Despite being just a couple of miles from junction 11 of the M4, you really feel like you could be miles from civilisation at Wokefield Park, tucked away in a peaceful and picturesque corner of rural Berkshire.
I had been asked along to De Vere's most southerly course to attend an Invitational hosted by the group's ambassador and England cricket legend Freddie Flintoff – who wrote a feature exclusively for Golfmagic last month.
And while it was a thrill to be in the company of the Ashes hero for the day, I was here for golf and couldn’t wait to get out on a course I’d heard so many good things about.
Set to the beautiful backdrop of Wokefield Park’s historic 18th century mansion house, I joined my teammates Matt Ling, Sam Groves and venue director Darren Townsend on the excellent driving range and short game facility for a warm up.
We headed to the first to be greeted by an uphill left-to-right par-4 that doesn't exactly let you settle into the round. If you find the fairway on the first, be sure to clear the hollow at the front of the green. Believe me, you don't want to be peering up at the top of the flagstick some 30-feet away. It's like a mini Valley of Sin.
Thankfully after a tough opener, this Berkshire beauty gives you every chance of getting back on track at the next with a short par-4. The drive requires a carry of around 230 yards across the fairway bunkers on the right to leave a simple chip shot into the green. If you choose to lay up left of the bunkers, be careful with the second shot as anything played to the back of the green will run down into the dense rough and trees.
From there a delightful par-3 ensues, once again requiring a carry across a bunker to a relatively flat putting surface, before moving onto one of the strongest holes on the course at the 552-yard par-5 fourth that requires you to hit a blind tee shot over a pole at the top of the hill. Miss right and you're swimming. Miss left and you're reloading.
An uphill straight par-4 greets you at the fifth with probably one of the toughest greens on the course, sloping back to front. With the pin at the front and my ball on the top tier, I quickly found myself trudging back to my bag to pick up a wedge for my fourth.
A second par-5 in three holes follows at the sixth. While most players look at par-5s as holes to score well on, you're more than pleased to walk away with no deviation to par at this beast. Here, you have to thread your drive through the needle, being careful to avoid water on both sides of the fairway.
Having crawled into the left-hand rough, I decided to go for the green in two and came up well short in the water. Ball in hand, playing four from 230 yards out, I was rather happy to walk away with double. That's not how I was feeling at the time, however.

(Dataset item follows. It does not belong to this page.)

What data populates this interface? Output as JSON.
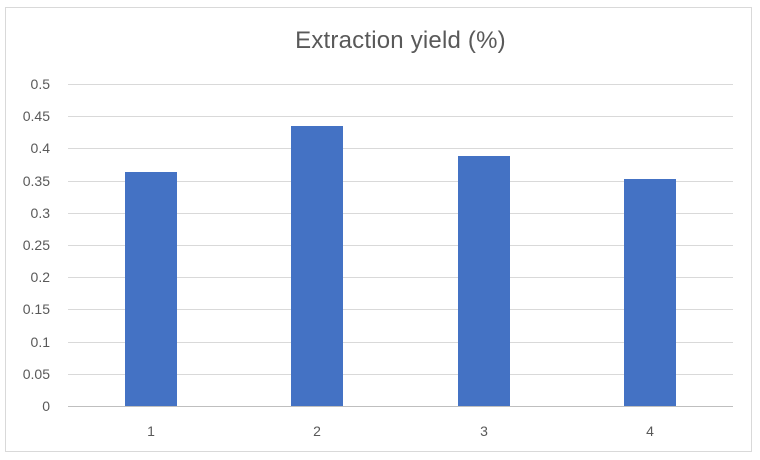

Mind you, at least I didn’t put the armbands on seven balls like Darren, who despite being out the hole, was determined to finish. Thankfully, the best two Stableford scores on each hole counted towards the team total and we graciously relied on young Matt and Sam to earn us six points.
After waiting for Darren to order some new dimples from the pro shop, we moved onto the 330-yard par-4 seventh - a hole that reminded me of the par-4 fourth at Burhill’s Old Course where I was a junior for eight years.
A big drive to the left of the fairway sets up a pitch shot into a back-to-front green. With the pin at the front and deep rough short of the flag, there was quite simply no room for error. A classic short par-4, in my book.
But that was about as short as it got to the turn as we approached the monumental 200-yard par-3 eighth - the nearest-the-pin hole. It’s fair to say the prize was pretty safe, given the length of the hole and the fact you couldn’t even see the bottom of the flagstick.
My favourite hole on the course then greeted us at the tranquil 430-yard par-4 ninth. Choose the safe route left of the giant lake or bomb it over the ducks to narrow the hole down. I took the latter and was rewarded with a 9-iron for my second. A beautiful hole from start to finish.